2005-01-06 Thread Michael Poole
Gürkan Sengün <[EMAIL PROTECTED]> writes:

> Is the AROS license DFSG ok?
>
> http://www.aros.org/license.html

Likely problems:

>  8.2.  If You initiate litigation by asserting a patent
>  infringement claim (excluding declatory judgment actions)
>  against Initial Developer or a Contributor (the Initial
>  Developer or Contributor against whom You file such action is
>  referred to as "Participant") alleging that:
>
>  (a) such Participant's Contributor Version directly or
>  indirectly infringes any patent, then any and all rights
>  granted by such Participant to You under Sections 2.1 and/or
>  2.2 of this License shall, upon 60 days notice from Participant
>  terminate prospectively, unless if within 60 days after receipt
>  of notice You either: (i) agree in writing to pay Participant a
>  mutually agreeable reasonable royalty for Your past and future
>  use of Modifications made by such Participant, or (ii) withdraw
>  Your litigation claim with respect to the Contributor Version
>  against such Participant.  If within 60 days of notice, a
>  reasonable royalty and payment arrangement are not mutually
>  agreed upon in writing by the parties or the litigation claim
>  is not withdrawn, the rights granted by Participant to You
>  under Sections 2.1 and/or 2.2 automatically terminate at the
>  expiration of the 60 day notice period specified above.

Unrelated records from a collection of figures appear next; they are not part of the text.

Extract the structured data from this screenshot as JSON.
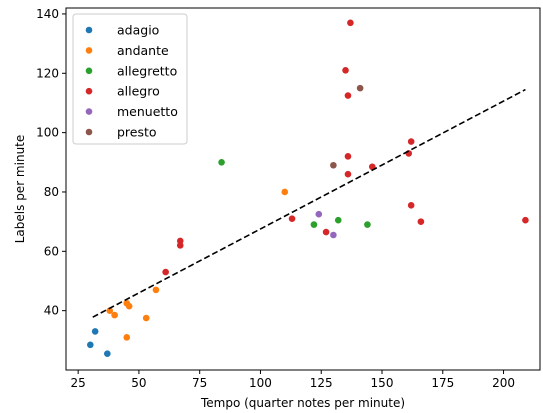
{
  "chart_data": {
    "type": "scatter",
    "title": "",
    "xlabel": "Tempo (quarter notes per minute)",
    "ylabel": "Labels per minute",
    "xlim": [
      20,
      215
    ],
    "ylim": [
      20,
      142
    ],
    "xticks": [
      25,
      50,
      75,
      100,
      125,
      150,
      175,
      200
    ],
    "yticks": [
      40,
      60,
      80,
      100,
      120,
      140
    ],
    "grid": false,
    "legend_position": "upper-left",
    "series": [
      {
        "name": "adagio",
        "color": "#1f77b4",
        "points": [
          [
            30,
            28.5
          ],
          [
            32,
            33
          ],
          [
            37,
            25.5
          ]
        ]
      },
      {
        "name": "andante",
        "color": "#ff7f0e",
        "points": [
          [
            38,
            40
          ],
          [
            40,
            38.5
          ],
          [
            45,
            42.5
          ],
          [
            46,
            41.5
          ],
          [
            45,
            31
          ],
          [
            53,
            37.5
          ],
          [
            57,
            47
          ],
          [
            110,
            80
          ]
        ]
      },
      {
        "name": "allegretto",
        "color": "#2ca02c",
        "points": [
          [
            84,
            90
          ],
          [
            122,
            69
          ],
          [
            132,
            70.5
          ],
          [
            144,
            69
          ]
        ]
      },
      {
        "name": "allegro",
        "color": "#d62728",
        "points": [
          [
            61,
            53
          ],
          [
            67,
            62
          ],
          [
            67,
            63.5
          ],
          [
            113,
            71
          ],
          [
            127,
            66.5
          ],
          [
            135,
            121
          ],
          [
            136,
            112.5
          ],
          [
            136,
            92
          ],
          [
            136,
            86
          ],
          [
            137,
            137
          ],
          [
            146,
            88.5
          ],
          [
            161,
            93
          ],
          [
            162,
            97
          ],
          [
            162,
            75.5
          ],
          [
            166,
            70
          ],
          [
            209,
            70.5
          ]
        ]
      },
      {
        "name": "menuetto",
        "color": "#9467bd",
        "points": [
          [
            124,
            72.5
          ],
          [
            130,
            65.5
          ]
        ]
      },
      {
        "name": "presto",
        "color": "#8c564b",
        "points": [
          [
            130,
            89
          ],
          [
            141,
            115
          ]
        ]
      }
    ],
    "trendline": {
      "style": "dashed",
      "color": "#000000",
      "from": [
        31,
        37.8
      ],
      "to": [
        209,
        114.5
      ]
    }
  }
}
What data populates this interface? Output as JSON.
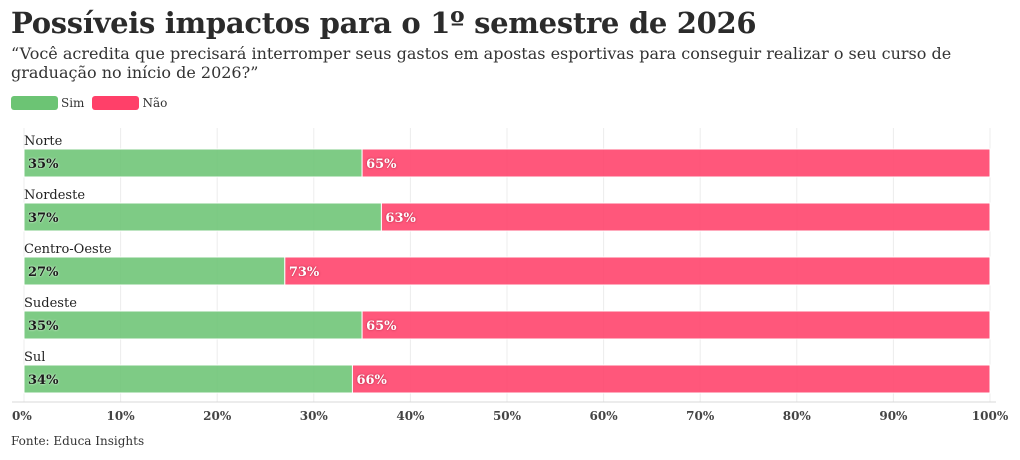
{
  "chart_data": {
    "type": "bar",
    "orientation": "horizontal-stacked",
    "title": "Possíveis impactos para o 1º semestre de 2026",
    "subtitle": "“Você acredita que precisará interromper seus gastos em apostas esportivas para conseguir realizar o seu curso de graduação no início de 2026?”",
    "categories": [
      "Norte",
      "Nordeste",
      "Centro-Oeste",
      "Sudeste",
      "Sul"
    ],
    "series": [
      {
        "name": "Sim",
        "color": "#6cc474",
        "values": [
          35,
          37,
          27,
          35,
          34
        ],
        "labels": [
          "35%",
          "37%",
          "27%",
          "35%",
          "34%"
        ]
      },
      {
        "name": "Não",
        "color": "#ff4069",
        "values": [
          65,
          63,
          73,
          65,
          66
        ],
        "labels": [
          "65%",
          "63%",
          "73%",
          "65%",
          "66%"
        ]
      }
    ],
    "xlim": [
      0,
      100
    ],
    "xticks": [
      "0%",
      "10%",
      "20%",
      "30%",
      "40%",
      "50%",
      "60%",
      "70%",
      "80%",
      "90%",
      "100%"
    ],
    "grid": true,
    "legend": "top-left",
    "source": "Fonte: Educa Insights"
  }
}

Some people believe that this kind of termination clause violates the
DFSG.

>  (b) any software, hardware, or device, other than such
>  Participant's Contributor Version, directly or indirectly
>  infringes any patent, then any rights granted to You by such
>  Participant under Sections 2.1(b) and 2.2(b) are revoked
>  effective as of the date You first made, used, sold,
>  distributed, or had made, Modifications made by that
>  Participant.

I read this as meaning that a lawsuit claiming any patent infringement
by a Participant not related to the software terminates the patentee's
license, which seems unreasonable.

The relationship of 8.2(a) and 8.2(b) is ambiguous; it seems to only
make sense if you assume the appropriate conjunction is "or," but it
would be good to get a clarification.